Rothstein also strives to be inclusive of any rituals performed at events. He will perform kiddush or Havdalah, for example, but then invite anyone else, including women, to make their own blessings afterward. There are different interpretations about women performing such rituals, with most Orthodox Jews believing that a woman cannot fulfill the Jewish legal obligations reserved for men.

Though there may be ritual elements like these at the Union Street Sanctuary, it does not host services and is not intended to replace the function of a synagogue, Rothstein said.

“We see ourselves as filling that gap between social programming devoid of spirituality and religion,” he said. “We want to include our ancestral texts of Judaism, we want to include that spirituality, but we do it in a way that doesn’t do the same things that maybe a synagogue would do.”

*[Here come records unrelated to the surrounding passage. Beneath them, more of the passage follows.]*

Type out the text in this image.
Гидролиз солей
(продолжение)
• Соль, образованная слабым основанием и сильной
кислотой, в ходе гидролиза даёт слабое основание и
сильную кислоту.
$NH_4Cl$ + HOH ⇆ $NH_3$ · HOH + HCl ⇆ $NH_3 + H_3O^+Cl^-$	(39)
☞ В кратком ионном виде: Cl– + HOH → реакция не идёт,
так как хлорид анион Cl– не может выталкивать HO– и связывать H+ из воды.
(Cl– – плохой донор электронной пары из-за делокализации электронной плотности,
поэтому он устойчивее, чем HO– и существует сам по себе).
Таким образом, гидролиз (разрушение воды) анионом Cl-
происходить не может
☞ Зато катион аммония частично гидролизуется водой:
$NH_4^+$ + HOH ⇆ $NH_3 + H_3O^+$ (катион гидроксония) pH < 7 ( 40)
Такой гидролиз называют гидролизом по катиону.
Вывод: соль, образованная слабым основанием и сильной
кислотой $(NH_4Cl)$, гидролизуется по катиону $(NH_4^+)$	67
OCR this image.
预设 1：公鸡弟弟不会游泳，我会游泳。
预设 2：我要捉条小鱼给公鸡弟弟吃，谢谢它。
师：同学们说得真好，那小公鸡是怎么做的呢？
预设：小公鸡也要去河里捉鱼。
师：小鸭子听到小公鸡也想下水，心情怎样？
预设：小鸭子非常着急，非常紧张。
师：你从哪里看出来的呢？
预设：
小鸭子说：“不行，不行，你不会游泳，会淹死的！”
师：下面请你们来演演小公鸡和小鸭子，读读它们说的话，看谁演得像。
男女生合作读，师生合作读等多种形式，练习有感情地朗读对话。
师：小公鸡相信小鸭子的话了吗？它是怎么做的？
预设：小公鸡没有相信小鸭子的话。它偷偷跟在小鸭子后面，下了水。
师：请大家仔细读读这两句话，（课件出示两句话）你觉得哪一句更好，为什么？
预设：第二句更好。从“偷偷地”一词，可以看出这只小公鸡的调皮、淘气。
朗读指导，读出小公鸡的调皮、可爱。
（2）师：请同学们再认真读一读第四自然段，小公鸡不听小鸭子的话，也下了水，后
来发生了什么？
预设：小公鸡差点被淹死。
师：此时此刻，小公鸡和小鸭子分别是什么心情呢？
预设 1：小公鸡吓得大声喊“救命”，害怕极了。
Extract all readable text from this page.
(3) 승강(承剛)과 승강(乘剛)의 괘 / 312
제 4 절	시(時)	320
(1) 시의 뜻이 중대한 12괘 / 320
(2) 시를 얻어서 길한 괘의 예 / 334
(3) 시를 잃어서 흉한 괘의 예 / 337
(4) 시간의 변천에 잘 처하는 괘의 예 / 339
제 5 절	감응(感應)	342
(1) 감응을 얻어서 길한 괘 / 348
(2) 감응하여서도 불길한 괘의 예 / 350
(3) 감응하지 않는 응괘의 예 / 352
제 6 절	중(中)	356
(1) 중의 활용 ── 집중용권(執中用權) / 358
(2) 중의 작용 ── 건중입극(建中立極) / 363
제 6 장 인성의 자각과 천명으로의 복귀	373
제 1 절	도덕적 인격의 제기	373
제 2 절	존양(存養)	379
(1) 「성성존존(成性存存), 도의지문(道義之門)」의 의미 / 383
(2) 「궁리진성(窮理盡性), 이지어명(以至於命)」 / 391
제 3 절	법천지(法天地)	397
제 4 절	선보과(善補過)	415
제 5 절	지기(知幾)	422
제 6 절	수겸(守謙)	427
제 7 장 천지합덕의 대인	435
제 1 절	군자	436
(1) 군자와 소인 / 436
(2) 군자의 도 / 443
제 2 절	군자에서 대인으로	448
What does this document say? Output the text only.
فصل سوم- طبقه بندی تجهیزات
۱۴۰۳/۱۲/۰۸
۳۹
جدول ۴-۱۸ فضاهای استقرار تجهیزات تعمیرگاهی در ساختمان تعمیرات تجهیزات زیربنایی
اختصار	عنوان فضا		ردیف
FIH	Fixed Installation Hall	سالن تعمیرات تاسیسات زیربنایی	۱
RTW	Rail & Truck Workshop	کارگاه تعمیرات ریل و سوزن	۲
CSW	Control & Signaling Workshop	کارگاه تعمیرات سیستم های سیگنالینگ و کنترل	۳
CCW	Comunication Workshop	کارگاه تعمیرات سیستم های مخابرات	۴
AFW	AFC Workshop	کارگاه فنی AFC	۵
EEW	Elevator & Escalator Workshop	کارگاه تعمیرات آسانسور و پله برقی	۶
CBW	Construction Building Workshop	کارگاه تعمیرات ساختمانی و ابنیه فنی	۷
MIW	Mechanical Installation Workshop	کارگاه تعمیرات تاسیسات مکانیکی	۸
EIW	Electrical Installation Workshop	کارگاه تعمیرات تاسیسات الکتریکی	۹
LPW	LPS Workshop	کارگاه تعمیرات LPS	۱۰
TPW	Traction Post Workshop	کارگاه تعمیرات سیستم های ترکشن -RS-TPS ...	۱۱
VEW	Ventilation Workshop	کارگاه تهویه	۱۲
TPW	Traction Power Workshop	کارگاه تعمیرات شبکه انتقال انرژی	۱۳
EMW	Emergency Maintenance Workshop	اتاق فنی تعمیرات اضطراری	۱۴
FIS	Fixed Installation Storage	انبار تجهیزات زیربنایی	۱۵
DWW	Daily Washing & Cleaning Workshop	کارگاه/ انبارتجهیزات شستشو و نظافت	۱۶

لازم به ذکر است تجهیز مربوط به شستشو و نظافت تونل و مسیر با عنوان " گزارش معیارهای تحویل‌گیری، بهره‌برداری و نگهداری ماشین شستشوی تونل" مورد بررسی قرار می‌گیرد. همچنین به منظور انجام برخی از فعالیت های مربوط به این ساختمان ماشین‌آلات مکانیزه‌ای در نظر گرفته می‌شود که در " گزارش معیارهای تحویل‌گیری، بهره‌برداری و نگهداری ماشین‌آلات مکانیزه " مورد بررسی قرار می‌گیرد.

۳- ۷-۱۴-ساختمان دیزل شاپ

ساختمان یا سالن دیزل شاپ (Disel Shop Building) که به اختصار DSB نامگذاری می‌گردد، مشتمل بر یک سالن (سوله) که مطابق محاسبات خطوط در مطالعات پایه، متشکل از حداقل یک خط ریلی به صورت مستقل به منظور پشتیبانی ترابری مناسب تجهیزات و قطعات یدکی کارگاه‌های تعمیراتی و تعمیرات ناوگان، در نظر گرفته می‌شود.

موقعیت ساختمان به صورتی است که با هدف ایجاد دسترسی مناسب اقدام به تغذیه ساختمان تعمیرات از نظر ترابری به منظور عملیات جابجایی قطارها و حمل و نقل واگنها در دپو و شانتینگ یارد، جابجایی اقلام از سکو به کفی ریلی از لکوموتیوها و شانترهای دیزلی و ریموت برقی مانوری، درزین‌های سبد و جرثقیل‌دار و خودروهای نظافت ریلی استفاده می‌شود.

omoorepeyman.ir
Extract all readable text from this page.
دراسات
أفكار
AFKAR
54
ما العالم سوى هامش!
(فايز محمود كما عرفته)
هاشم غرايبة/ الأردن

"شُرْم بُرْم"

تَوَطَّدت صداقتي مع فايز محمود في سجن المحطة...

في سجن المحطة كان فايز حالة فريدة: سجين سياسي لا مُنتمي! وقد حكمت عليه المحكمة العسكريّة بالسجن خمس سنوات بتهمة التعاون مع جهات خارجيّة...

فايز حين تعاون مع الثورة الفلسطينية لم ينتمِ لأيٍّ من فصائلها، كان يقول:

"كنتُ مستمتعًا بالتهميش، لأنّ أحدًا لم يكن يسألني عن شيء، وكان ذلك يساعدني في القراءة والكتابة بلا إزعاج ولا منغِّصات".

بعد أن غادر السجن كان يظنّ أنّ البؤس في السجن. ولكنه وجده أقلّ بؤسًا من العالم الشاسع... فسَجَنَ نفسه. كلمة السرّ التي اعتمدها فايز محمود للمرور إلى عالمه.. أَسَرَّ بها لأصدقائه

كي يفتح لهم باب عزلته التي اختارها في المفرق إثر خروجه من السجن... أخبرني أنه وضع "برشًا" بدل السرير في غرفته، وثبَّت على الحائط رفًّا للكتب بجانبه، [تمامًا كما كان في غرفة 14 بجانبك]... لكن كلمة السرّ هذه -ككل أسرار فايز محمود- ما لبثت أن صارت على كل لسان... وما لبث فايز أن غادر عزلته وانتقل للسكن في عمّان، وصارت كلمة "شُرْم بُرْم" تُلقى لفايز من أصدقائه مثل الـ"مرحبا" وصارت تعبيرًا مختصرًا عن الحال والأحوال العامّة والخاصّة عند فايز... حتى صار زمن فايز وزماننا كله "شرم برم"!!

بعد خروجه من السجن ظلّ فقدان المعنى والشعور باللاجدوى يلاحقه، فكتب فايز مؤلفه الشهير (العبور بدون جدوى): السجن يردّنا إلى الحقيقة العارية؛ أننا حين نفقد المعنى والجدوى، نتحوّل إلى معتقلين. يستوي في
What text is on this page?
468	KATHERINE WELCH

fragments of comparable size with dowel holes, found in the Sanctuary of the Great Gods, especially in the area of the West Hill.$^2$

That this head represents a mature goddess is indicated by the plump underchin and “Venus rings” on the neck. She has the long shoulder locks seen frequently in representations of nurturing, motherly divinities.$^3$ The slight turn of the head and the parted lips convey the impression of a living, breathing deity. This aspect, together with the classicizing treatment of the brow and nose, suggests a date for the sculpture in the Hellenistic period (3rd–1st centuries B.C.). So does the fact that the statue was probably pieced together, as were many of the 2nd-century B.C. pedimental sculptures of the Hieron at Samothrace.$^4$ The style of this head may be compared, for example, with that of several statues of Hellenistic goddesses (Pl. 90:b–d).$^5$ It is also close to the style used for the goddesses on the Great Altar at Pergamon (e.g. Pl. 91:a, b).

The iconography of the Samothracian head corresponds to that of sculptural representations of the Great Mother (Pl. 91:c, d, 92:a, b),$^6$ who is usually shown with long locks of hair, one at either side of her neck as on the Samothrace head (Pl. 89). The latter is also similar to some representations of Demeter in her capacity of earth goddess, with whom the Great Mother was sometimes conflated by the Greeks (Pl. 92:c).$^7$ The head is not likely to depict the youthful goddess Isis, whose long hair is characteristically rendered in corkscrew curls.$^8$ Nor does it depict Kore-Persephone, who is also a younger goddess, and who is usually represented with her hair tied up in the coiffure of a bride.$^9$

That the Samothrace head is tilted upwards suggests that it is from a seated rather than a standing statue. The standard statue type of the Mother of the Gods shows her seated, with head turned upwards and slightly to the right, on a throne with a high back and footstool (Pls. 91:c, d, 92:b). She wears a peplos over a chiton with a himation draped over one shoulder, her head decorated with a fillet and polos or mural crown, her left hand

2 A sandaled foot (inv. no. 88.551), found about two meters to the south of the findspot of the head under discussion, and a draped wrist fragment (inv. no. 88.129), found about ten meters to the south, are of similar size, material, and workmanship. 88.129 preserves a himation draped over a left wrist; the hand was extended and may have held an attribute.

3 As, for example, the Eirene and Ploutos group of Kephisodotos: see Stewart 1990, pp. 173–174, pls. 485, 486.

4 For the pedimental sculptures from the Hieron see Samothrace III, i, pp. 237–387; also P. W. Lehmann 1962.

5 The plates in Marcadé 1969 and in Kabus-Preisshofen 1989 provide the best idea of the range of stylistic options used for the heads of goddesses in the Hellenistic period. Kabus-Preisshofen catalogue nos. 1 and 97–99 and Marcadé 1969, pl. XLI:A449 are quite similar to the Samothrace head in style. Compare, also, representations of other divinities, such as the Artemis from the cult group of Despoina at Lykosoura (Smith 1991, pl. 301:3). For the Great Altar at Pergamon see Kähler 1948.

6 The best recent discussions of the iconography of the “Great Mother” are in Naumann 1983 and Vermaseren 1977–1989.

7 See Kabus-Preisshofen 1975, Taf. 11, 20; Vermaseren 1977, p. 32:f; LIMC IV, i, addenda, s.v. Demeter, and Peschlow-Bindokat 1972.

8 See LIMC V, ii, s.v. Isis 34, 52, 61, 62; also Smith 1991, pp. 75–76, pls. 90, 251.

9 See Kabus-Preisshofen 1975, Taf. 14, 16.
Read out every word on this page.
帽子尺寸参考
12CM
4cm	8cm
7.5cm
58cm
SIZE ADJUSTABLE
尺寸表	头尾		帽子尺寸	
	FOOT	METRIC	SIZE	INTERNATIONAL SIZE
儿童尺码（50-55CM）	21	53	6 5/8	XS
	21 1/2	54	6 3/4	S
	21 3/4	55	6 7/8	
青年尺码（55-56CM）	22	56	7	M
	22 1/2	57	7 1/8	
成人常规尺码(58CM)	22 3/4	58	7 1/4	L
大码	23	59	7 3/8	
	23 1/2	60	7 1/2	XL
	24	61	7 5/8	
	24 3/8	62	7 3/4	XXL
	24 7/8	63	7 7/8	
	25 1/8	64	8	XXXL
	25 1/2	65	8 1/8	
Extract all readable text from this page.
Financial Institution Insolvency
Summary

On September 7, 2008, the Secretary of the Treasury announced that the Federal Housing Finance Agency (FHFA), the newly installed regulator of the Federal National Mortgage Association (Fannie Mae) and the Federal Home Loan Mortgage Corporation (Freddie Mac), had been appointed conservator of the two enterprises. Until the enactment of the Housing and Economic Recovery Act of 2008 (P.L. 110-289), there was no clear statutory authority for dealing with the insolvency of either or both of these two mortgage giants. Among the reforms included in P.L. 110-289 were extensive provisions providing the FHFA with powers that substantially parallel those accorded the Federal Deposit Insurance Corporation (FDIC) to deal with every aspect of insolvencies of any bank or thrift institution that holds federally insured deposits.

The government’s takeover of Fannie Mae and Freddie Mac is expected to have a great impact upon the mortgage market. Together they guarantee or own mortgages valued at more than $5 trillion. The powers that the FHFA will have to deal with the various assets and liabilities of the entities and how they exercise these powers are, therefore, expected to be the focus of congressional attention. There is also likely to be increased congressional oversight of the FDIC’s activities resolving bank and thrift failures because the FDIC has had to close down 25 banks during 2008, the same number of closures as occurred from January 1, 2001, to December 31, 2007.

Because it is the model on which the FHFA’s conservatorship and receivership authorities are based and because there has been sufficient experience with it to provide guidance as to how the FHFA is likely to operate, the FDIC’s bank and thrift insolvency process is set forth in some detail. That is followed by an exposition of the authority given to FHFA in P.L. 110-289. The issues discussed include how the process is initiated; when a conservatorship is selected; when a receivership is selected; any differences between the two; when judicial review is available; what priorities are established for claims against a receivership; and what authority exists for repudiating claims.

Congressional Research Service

Rothstein estimated that approximately 200 people have attended events since its founding in August.

He hopes that with Union Street Sanctuary, he can help more Jews find a home. Rothstein felt like an outsider based on his racial background, but said that many others feel similarly for other reasons.

“I think it is something that is rampant in the Jewish world today of people not being able to have a solid sense that they are truly a part of the community,” he said. “It can be based on not just fitting into the classic mold.”